Mykki est un album dense, bercé par des énergies et des atmosphères très différentes. “The Plug Won’t” est plutôt animal, assez proche des titres que tu nous as offerts par le passé, tandis que “High School Never Ends” ou “Loner” sont beaucoup plus mélancoliques, et c’est assez nouveau chez toi… Quel est le concept qui anime cet album?
Le concept, c’est moi. Je n’étais pas à l’aise avec cette idée au départ, parce que jusqu’ici je n’avais jamais écrit de paroles personnelles. Jusqu’ici, les gens me connaissaient comme un gros fêtard, quelqu’un de décadent, mais il n’avait jamais vu ce qu’il y avait derrière tout ça. Donc j’ai voulu sortir de moi toutes ces choses personnelles, et Woodkid [qui a participé à la production de l’album, ndlr] m’a beaucoup aidé là-dessus. Je n’avais jamais fait de morceau sur une histoire d’amour, par exemple !
Avant cet album, tu avais déjà fait plusieurs déclarations très personnelles, notamment en juillet 2015, lorsque tu as annoncé que tu étais séropositif. Cette révélation a-t-elle eu un impact sur ta carrière ?
J’étais persuadé que ça allait avoir un effet très négatif, et ça a finalement été tout l’inverse ! J’aime savoir ce que les gens pensent réellement de moi ou de mon art, et je crois que cette annonce a effrayé tous les gens avec lesquels je ne devais de toute façon pas travailler, tout en rapprochant ceux avec lesquels je devrais travailler.
Et puis en faisant ça, les gens savent un peu plus qui je suis : ils connaissent ma musique, ils connaissent mon art, mon état de santé… donc s’ils veulent un jour bosser avec moi, ils savent à quoi s’attendre.
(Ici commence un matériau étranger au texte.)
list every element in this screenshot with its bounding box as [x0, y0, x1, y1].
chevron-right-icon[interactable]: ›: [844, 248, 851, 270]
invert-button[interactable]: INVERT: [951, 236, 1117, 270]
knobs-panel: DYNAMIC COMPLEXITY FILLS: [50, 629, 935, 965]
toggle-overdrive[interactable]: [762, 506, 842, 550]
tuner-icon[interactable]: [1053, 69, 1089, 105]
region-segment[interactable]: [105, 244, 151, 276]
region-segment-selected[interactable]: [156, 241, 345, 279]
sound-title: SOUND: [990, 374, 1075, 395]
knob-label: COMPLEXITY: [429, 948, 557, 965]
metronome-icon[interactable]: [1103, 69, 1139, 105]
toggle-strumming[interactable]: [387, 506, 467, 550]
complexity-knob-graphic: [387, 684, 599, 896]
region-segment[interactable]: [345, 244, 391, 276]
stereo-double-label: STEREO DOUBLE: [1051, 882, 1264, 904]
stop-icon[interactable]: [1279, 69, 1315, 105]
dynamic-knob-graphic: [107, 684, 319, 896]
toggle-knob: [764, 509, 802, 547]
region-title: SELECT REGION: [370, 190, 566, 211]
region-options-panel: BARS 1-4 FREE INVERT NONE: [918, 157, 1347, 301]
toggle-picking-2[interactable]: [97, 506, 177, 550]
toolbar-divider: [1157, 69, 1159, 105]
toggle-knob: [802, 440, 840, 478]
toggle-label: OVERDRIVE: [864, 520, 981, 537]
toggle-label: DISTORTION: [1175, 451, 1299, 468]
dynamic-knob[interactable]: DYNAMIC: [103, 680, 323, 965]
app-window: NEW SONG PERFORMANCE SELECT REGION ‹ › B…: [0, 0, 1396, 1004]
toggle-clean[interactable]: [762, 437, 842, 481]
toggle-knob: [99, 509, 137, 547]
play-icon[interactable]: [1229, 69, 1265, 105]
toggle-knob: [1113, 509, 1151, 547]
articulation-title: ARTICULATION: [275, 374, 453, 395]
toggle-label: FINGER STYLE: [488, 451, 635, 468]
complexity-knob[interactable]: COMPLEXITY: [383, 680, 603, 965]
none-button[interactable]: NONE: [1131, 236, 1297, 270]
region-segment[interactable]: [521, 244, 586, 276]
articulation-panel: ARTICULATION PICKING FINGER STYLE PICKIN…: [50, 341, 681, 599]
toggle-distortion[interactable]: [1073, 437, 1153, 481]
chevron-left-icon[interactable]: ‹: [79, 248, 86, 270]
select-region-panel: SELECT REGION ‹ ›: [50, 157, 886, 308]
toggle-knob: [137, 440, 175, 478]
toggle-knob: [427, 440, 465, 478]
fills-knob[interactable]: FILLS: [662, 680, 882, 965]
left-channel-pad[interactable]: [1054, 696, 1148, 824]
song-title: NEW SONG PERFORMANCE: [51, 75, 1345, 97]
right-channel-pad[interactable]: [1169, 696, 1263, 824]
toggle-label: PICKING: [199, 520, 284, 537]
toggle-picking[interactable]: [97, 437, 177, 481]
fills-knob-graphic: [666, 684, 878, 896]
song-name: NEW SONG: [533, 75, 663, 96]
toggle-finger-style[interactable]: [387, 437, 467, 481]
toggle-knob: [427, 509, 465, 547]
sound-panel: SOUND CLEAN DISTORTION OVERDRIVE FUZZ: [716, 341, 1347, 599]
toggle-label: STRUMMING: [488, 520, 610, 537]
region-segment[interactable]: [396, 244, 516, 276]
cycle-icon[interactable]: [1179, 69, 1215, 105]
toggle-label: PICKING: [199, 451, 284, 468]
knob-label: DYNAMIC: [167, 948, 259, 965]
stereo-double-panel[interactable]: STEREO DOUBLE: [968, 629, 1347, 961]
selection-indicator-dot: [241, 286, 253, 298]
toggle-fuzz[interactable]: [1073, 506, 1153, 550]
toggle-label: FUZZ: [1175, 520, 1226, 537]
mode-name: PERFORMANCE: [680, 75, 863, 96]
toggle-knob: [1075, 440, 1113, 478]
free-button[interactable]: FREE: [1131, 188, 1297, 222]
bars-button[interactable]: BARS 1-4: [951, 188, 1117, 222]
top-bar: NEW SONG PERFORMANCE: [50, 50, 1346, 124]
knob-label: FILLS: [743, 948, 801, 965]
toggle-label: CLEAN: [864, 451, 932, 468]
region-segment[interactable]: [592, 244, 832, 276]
C’est une immense bénédiction.
Donc tu ne vas pas arrêter la musique pour devenir journaliste ?
Non [rires] ! J’ai la chance d’être entouré de personnes qui m’ont dit : “NON, MYKKI, il faut que tu continues la musique !” Sans elles, je serais probablement en train d’étudier à l’école… Parce que quand je me prends de passion pour un sujet, c’est comme une crise : je dois tout apprendre, tout connaître. Je le sais depuis que je suis très jeune : si je perds tout dans ma vie, je pourrais me reconstruire une nouvelle vie en un claquement de doigt. Si tout par en vrille, je saurai toujours rebondir.
Le premier album de Mykki Blanco, Mykki, sortira le 16 septembre 2016 sur le label !K7.